“Diterbitkan di Tanjungpinang, tapi ditulis di Pekanbaru, buku itu dalam proses cetak di Jawa, pekan depan sudah sampai ke Pekanbaru, insyaallah. Kebetulan, proses mewujudkannya sebagai buku seperti mengikuti perjalanan tempat tinggal SCB, dari Riau ke Kepri, terus Jabar, he he he,” kata Taufik, sang penulis biografi 'SCB' menjawab Amanah News, Senin (31/05/2021).
Ditambahkannya, pre order sedang berjalan untuk melihat antusias bersama bagaimana suatu kreativitas dibangun tanpa henti dan terus berlanjut.
Terdiri atas 17 bab, buku itu mengisahkan berbagai hal mengenai kehidupan SCB mulai dari lahir sampai sekarang.
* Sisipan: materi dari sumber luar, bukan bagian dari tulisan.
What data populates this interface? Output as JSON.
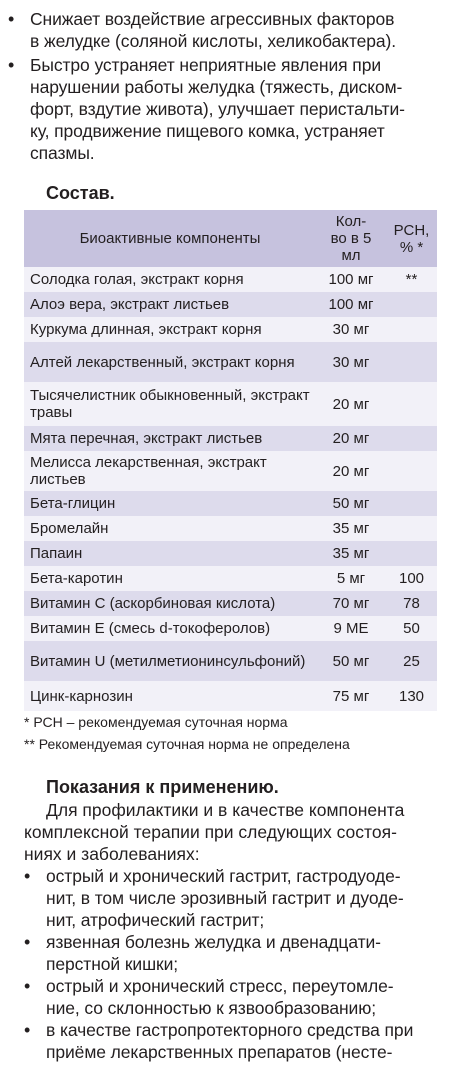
{
  "top_bullets": [
    {
      "lines": [
        "Снижает воздействие агрессивных факторов",
        "в желудке (соляной кислоты, хеликобактера)."
      ]
    },
    {
      "lines": [
        "Быстро устраняет неприятные явления при",
        "нарушении работы желудка (тяжесть, диском-",
        "форт, вздутие живота), улучшает перистальти-",
        "ку, продвижение пищевого комка, устраняет",
        "спазмы."
      ]
    }
  ],
  "composition_heading": "Состав.",
  "table": {
    "headers": [
      "Биоактивные компоненты",
      "Кол-во в 5 мл",
      "РСН, % *"
    ],
    "header_col2_lines": [
      "Кол-",
      "во в 5",
      "мл"
    ],
    "header_col3_lines": [
      "РСН,",
      "% *"
    ],
    "rows": [
      {
        "name": "Солодка голая, экстракт корня",
        "amount": "100 мг",
        "rsn": "**"
      },
      {
        "name": "Алоэ вера, экстракт листьев",
        "amount": "100 мг",
        "rsn": ""
      },
      {
        "name": "Куркума длинная, экстракт корня",
        "amount": "30 мг",
        "rsn": ""
      },
      {
        "name": "Алтей лекарственный, экстракт корня",
        "amount": "30 мг",
        "rsn": ""
      },
      {
        "name": "Тысячелистник обыкновенный, экстракт травы",
        "amount": "20 мг",
        "rsn": ""
      },
      {
        "name": "Мята перечная, экстракт листьев",
        "amount": "20 мг",
        "rsn": ""
      },
      {
        "name": "Мелисса лекарственная, экстракт листьев",
        "amount": "20 мг",
        "rsn": ""
      },
      {
        "name": "Бета-глицин",
        "amount": "50 мг",
        "rsn": ""
      },
      {
        "name": "Бромелайн",
        "amount": "35 мг",
        "rsn": ""
      },
      {
        "name": "Папаин",
        "amount": "35 мг",
        "rsn": ""
      },
      {
        "name": "Бета-каротин",
        "amount": "5 мг",
        "rsn": "100"
      },
      {
        "name": "Витамин С (аскорбиновая кислота)",
        "amount": "70 мг",
        "rsn": "78"
      },
      {
        "name": "Витамин Е (смесь d-токоферолов)",
        "amount": "9 МЕ",
        "rsn": "50"
      },
      {
        "name": "Витамин U (метилметионинсульфоний)",
        "amount": "50 мг",
        "rsn": "25"
      },
      {
        "name": "Цинк-карнозин",
        "amount": "75 мг",
        "rsn": "130"
      }
    ]
  },
  "footnotes": [
    "* РСН – рекомендуемая суточная норма",
    "** Рекомендуемая суточная норма не определена"
  ],
  "indications_heading": "Показания к применению.",
  "indications_intro_lines": [
    "Для профилактики и в качестве компонента",
    "комплексной терапии при следующих состоя-",
    "ниях и заболеваниях:"
  ],
  "indication_bullets": [
    {
      "lines": [
        "острый и хронический гастрит, гастродуоде-",
        "нит, в том числе эрозивный гастрит и дуоде-",
        "нит, атрофический гастрит;"
      ]
    },
    {
      "lines": [
        "язвенная болезнь желудка и двенадцати-",
        "перстной кишки;"
      ]
    },
    {
      "lines": [
        "острый и хронический стресс, переутомле-",
        "ние, со склонностью к язвообразованию;"
      ]
    },
    {
      "lines": [
        "в качестве гастропротекторного средства при",
        "приёме лекарственных препаратов (несте-"
      ]
    }
  ],
  "colors": {
    "header_bg": "#c6c2de",
    "row_dark": "#dddbec",
    "row_light": "#f2f1f8",
    "text": "#231f20"
  }
}
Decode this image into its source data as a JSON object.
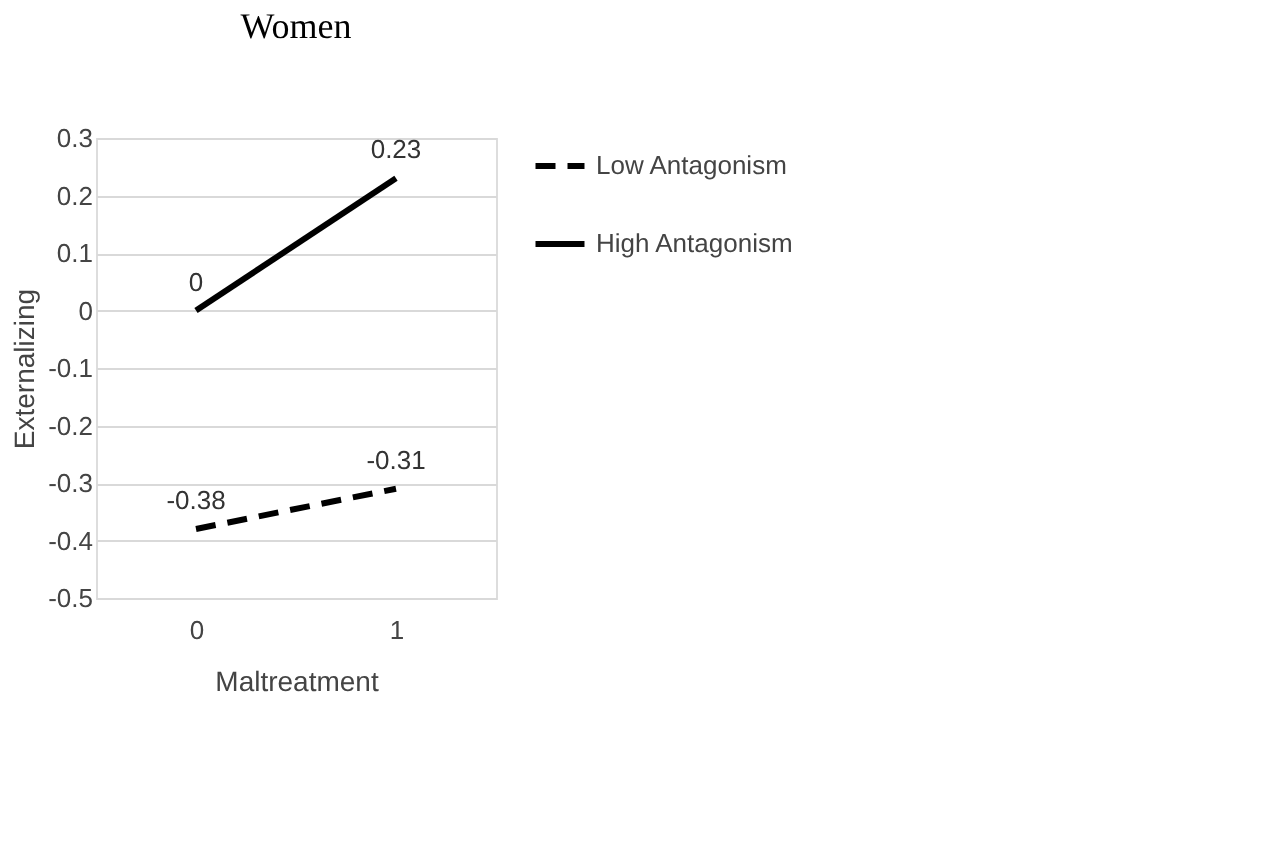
{
  "chart_data": {
    "type": "line",
    "title": "Women",
    "xlabel": "Maltreatment",
    "ylabel": "Externalizing",
    "categories": [
      "0",
      "1"
    ],
    "series": [
      {
        "name": "Low Antagonism",
        "color": "#000000",
        "line_style": "dashed",
        "values": [
          -0.38,
          -0.31
        ]
      },
      {
        "name": "High Antagonism",
        "color": "#000000",
        "line_style": "solid",
        "values": [
          0,
          0.23
        ]
      }
    ],
    "ylim": [
      -0.5,
      0.3
    ],
    "yticks": [
      -0.5,
      -0.4,
      -0.3,
      -0.2,
      -0.1,
      0,
      0.1,
      0.2,
      0.3
    ],
    "grid": "y",
    "legend": "right",
    "data_labels": true,
    "marker": "none"
  }
}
Tidak ketinggalan juga pembahasan karyanya dari berbagai sudut, termasuk cara membaca sajak sebagai suatu kesatuan puisi Nusantara. Ada pula komentar buku dan kepenyairan SCB dari Malaysia, Singapura, Brunei Darussalam, Korea Selatan, Belanda, dan tentu dari Indonesia sendiri.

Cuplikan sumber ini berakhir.